Originally Posted by
gumbomoop
Over on the UVa post-game thread, I suggested that UVa's guys were better at executing their screens, meaning closer to legal than Duke's. I was gently corrected by Newton_14, and so decided to review the tape.
Having done so, I can see I was [mostly] wrong, and definitely wrong in implying that Assane Sene set "well executed" screens. First, I was struck by how many screens were set by both teams. Looking only at the screens certainly provided a different viewing experience. On a scale of closest to legal down to clearly illegal, and referring only to that single game, I'd say Mike Scott "best executed" his picks, whereas Sene's and Miles's often were either illegal or borderline so. Too much movement by Mason, too. Ryan's were closest to legal among our guys. Joe Harris set a good, legal, screen on Mason to give Scott the open look from the corner at the end.

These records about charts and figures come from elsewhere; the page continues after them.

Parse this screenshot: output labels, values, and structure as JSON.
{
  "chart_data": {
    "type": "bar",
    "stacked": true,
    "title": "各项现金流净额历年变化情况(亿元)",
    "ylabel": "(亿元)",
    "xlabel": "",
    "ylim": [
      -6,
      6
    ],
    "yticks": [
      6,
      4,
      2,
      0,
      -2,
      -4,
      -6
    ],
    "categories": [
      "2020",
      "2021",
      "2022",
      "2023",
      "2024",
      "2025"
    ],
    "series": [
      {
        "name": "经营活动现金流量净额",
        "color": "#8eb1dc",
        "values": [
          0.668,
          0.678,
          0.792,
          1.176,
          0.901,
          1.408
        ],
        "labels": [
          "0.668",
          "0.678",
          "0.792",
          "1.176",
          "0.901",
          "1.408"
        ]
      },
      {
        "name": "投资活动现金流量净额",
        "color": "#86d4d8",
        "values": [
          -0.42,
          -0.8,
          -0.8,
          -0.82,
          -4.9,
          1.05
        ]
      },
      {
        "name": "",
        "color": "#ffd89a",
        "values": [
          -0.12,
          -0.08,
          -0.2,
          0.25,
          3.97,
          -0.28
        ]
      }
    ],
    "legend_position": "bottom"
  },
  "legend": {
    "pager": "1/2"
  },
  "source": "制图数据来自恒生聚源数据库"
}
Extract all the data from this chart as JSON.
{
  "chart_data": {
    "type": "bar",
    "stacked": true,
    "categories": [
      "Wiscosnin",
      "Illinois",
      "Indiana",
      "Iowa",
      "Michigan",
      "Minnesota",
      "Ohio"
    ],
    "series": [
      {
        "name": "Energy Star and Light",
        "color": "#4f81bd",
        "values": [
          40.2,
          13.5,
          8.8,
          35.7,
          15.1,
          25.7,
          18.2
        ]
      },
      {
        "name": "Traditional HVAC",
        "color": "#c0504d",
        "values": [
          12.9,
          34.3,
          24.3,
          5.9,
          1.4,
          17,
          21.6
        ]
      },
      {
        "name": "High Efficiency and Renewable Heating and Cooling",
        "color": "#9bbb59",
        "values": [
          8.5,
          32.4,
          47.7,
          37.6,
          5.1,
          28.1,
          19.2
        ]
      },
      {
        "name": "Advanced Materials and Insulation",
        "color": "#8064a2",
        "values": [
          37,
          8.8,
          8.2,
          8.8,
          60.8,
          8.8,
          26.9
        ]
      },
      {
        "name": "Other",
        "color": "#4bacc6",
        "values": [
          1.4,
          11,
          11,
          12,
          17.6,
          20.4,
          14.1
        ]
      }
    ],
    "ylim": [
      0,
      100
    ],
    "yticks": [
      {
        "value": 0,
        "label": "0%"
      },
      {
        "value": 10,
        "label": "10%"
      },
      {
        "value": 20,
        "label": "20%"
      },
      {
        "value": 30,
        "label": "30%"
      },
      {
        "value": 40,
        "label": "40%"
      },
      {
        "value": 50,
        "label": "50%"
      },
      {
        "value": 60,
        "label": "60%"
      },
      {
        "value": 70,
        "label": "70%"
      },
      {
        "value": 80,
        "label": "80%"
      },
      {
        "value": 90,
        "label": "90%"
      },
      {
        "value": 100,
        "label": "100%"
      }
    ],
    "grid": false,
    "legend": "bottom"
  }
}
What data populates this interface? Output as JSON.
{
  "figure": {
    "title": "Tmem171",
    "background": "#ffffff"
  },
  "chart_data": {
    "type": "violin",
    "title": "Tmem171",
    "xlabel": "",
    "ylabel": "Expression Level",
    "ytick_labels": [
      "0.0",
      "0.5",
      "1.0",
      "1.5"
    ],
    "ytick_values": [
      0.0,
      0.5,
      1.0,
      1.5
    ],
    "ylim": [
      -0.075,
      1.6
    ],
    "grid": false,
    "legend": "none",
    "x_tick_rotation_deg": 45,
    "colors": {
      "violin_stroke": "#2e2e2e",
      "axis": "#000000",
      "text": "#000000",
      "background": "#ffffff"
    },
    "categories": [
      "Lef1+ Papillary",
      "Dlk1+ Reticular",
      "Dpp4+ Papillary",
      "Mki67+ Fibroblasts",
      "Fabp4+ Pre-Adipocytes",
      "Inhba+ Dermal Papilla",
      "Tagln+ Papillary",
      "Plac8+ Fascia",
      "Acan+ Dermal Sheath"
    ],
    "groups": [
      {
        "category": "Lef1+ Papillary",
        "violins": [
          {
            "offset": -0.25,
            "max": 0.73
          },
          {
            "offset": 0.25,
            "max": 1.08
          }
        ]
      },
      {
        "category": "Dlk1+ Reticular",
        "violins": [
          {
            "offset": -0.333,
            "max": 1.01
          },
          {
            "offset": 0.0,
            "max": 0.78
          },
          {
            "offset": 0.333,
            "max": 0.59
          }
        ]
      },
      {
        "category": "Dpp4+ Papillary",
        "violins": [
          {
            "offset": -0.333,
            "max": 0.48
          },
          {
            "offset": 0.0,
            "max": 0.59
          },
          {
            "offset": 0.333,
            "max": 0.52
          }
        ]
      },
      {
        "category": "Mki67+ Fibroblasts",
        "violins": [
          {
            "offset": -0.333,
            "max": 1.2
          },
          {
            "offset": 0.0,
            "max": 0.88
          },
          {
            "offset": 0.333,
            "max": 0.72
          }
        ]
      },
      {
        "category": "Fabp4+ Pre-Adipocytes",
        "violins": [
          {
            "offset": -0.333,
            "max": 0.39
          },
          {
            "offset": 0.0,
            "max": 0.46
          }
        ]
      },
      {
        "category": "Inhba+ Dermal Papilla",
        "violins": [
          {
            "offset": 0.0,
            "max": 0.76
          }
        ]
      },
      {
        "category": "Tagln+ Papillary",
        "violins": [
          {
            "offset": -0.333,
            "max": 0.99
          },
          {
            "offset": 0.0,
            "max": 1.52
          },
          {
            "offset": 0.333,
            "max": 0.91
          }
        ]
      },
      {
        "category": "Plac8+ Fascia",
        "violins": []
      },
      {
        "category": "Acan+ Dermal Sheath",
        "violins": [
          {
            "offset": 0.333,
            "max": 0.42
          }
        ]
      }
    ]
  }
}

I was also struck by how many screens were "offered" but not utilized at all by the dribbler, and by how often the illegal movement derived from the screener's desire to roll before "finishing" the job of screening. Further, it seems to me that if 4 or 5 of us sat in a room and reviewed screens in a non-Duke game, we'd disagree a lot, and would have to rely on the NCAA rule-book and super slo-mo technology to settle all disputes, of which a small % would actually be settled.